16 de octubre, 2023
Todo comenzó con una insistencia. Beatriz llevaba semanas insistiendo en que viajásemos a ver a su bisabuela, doña Carmen de la Vega. La anciana, de noventa y ocho años, vivía sola en una casita a las afueras de Córdoba, y cada visita podía ser la última. Pero yo, Álvaro López, siempre tenía una excusa: el trabajo, el cansancio, o simplemente no me apetecía.
—Por favor, Álvaro —me rogaba—, ella juró contarnos el secreto que salvó su matrimonio con el bisabuelo. Pero solo si vamos los dos juntos.
Arqueé una ceja.
—Si el secreto es tan milagroso, ¿por qué no me lo has contado antes?
—Porque lo prometió. Dice que son palabras mágicas, las que toda pareja debe conocer. Estuvieron juntos sesenta y dos años, hasta que él murió. Ni una sola vez pensaron en divorciarse.
Suspiré. No creía en magias ni en consejos de otra época. Pero ante la esperanza en los ojos de mi mujer, cedí.

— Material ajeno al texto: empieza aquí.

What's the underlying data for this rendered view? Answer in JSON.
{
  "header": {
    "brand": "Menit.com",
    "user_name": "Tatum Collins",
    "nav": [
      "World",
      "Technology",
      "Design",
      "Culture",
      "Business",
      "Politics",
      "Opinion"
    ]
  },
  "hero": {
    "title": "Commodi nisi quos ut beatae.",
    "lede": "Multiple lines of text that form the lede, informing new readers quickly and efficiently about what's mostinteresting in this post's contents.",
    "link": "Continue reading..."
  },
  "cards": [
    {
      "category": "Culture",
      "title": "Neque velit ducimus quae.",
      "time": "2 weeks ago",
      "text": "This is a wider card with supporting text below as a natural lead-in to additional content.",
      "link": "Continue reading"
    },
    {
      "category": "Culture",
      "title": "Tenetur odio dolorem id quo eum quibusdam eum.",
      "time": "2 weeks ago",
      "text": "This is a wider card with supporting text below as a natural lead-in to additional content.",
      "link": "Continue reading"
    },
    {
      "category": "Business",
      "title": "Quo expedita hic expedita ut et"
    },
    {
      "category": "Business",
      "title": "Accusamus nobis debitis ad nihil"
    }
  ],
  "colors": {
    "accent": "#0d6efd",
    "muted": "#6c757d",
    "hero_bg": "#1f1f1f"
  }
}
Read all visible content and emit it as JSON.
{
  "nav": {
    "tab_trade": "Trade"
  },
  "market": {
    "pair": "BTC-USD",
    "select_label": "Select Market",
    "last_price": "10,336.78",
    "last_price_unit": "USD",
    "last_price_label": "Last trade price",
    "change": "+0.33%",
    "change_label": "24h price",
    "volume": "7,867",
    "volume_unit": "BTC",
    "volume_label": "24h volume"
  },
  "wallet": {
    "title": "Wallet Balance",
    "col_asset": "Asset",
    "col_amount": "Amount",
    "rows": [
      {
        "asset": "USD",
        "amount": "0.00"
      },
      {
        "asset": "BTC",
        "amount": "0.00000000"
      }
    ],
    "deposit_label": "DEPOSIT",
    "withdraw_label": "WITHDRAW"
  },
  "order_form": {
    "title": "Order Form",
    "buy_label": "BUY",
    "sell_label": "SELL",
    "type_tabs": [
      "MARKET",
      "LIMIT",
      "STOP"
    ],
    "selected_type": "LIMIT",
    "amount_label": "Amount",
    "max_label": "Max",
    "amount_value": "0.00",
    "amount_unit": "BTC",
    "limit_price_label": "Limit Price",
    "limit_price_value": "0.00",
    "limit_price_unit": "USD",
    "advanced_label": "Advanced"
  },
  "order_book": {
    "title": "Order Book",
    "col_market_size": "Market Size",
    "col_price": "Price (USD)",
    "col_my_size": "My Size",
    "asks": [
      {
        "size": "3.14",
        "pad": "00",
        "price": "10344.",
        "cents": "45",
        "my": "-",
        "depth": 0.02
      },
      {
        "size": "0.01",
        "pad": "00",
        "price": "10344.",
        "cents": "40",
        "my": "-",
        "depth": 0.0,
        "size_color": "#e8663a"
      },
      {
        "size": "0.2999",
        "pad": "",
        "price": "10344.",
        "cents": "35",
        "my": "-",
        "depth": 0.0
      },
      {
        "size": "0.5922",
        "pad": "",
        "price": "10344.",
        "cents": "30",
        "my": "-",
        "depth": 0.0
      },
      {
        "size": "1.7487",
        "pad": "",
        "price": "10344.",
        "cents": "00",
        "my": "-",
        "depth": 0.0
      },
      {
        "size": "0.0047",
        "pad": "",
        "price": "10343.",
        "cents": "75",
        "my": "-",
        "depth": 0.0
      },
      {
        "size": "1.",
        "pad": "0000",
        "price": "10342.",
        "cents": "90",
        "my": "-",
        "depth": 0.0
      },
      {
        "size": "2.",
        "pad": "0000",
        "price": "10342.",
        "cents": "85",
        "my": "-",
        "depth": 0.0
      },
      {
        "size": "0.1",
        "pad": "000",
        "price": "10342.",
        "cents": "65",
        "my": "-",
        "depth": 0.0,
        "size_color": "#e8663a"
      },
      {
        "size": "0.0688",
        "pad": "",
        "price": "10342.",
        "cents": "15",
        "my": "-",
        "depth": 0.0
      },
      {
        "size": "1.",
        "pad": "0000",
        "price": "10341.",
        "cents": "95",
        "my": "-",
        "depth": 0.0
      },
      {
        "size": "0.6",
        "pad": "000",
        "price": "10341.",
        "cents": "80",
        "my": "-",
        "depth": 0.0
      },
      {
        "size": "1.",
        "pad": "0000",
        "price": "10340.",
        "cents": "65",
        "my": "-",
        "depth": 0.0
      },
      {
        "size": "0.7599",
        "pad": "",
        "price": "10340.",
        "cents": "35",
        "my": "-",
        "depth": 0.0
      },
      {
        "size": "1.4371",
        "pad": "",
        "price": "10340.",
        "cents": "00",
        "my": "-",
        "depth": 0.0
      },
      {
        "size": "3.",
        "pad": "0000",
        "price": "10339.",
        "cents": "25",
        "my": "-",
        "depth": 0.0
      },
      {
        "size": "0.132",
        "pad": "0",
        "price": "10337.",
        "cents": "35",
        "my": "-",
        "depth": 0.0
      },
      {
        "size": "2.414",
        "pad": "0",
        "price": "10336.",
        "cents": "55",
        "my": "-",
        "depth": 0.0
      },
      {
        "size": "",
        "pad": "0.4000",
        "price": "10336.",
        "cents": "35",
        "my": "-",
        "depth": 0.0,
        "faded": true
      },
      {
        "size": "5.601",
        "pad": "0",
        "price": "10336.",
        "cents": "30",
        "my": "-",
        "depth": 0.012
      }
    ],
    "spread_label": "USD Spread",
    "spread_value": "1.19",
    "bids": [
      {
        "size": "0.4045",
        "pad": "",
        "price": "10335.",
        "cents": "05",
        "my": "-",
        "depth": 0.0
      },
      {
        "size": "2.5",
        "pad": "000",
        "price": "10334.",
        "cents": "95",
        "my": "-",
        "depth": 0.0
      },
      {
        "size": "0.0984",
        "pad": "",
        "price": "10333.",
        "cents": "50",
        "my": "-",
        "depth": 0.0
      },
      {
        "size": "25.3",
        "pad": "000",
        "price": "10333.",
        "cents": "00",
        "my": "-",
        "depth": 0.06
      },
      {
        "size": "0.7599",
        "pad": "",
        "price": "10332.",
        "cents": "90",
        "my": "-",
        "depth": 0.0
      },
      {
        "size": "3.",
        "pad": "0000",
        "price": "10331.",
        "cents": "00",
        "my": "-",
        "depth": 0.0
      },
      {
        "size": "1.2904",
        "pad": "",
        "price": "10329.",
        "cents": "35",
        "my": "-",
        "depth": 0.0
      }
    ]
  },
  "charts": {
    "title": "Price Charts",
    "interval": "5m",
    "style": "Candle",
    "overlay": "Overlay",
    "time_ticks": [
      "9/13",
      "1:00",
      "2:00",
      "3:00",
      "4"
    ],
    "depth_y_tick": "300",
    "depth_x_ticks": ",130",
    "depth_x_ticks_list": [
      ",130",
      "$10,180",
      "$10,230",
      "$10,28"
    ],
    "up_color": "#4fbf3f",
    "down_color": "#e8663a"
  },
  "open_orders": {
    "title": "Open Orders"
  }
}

—Vale. Pero poco tiempo. Vamos, hablamos y nos volvemos.
Doña Carmen nos recibió acostada en su cama, impecablemente arreglada. A pesar de su edad, sus ojos brillaban con lucidez. Sonrió débilmente a Beatriz y me estudió un largo momento.
—¿Habéis venido por las palabras? —preguntó con voz frágil.
—Sí, abuela —asintió Beatriz—. El secreto que mantuvo viva vuestra unión.
La anciana cerró los ojos un instante antes de susurrar:
—Nos lo dio un cura viejo. Nos casamos en un pueblo perdido de Jaén porque no había más iglesias. Él nos dijo: «Recordad: hasta el divorcio, solo hay un paso».
Fruncí el ceño.
—¿Un paso?
—Sí. Uno equivocado. Una palabra dura dicha con rabia. Una mirada a otra persona, un día que sales y no vuelves a tiempo. Destruir un matrimonio es fácil. Mantenerlo, eso es trabajo. Y cada vez que os peleéis, os enfadéis o penséis en lo peor, acordaos: hasta el divorcio, solo hay un paso. Si lo das, quizá no haya vuelta atrás.
El silencio llenó la habitación. Beatriz bajó la mirada. Yo me levanté y me acerqué a la ventana, pensativo. Al fin, hablé:
—Mis padres se divorciaron cuando yo tenía diez años. Todo empezó con un paso. Mi padre se fue a dormir a casa de un amigo. Mi madre no se lo creyó. Palabra tras palabra… y todo se desmoronó.
Me volví hacia Beatriz.
—Y nosotros llevamos tiempo al borde.
Ella asintió, conteniendo las lágrimas.
El viaje de vuelta a Sevilla lo hicimos con las manos entrelazadas, sin hablar. Los dedos apretados, como si temieran soltarse. Al llegar, me detuve, la abracé y le susurré:
—Prometámonos que nunca daremos ese paso.
Beatriz asintió. Y en ese instante, supimos que no solo llevábamos el recuerdo de la bisabuela, sino también un apoyo real. A veces, una sola frase basta para cambiar una vida.
**Lección aprendida:** El amor no se mide en grandes gestos, sino en los pasos que decidimos no dar.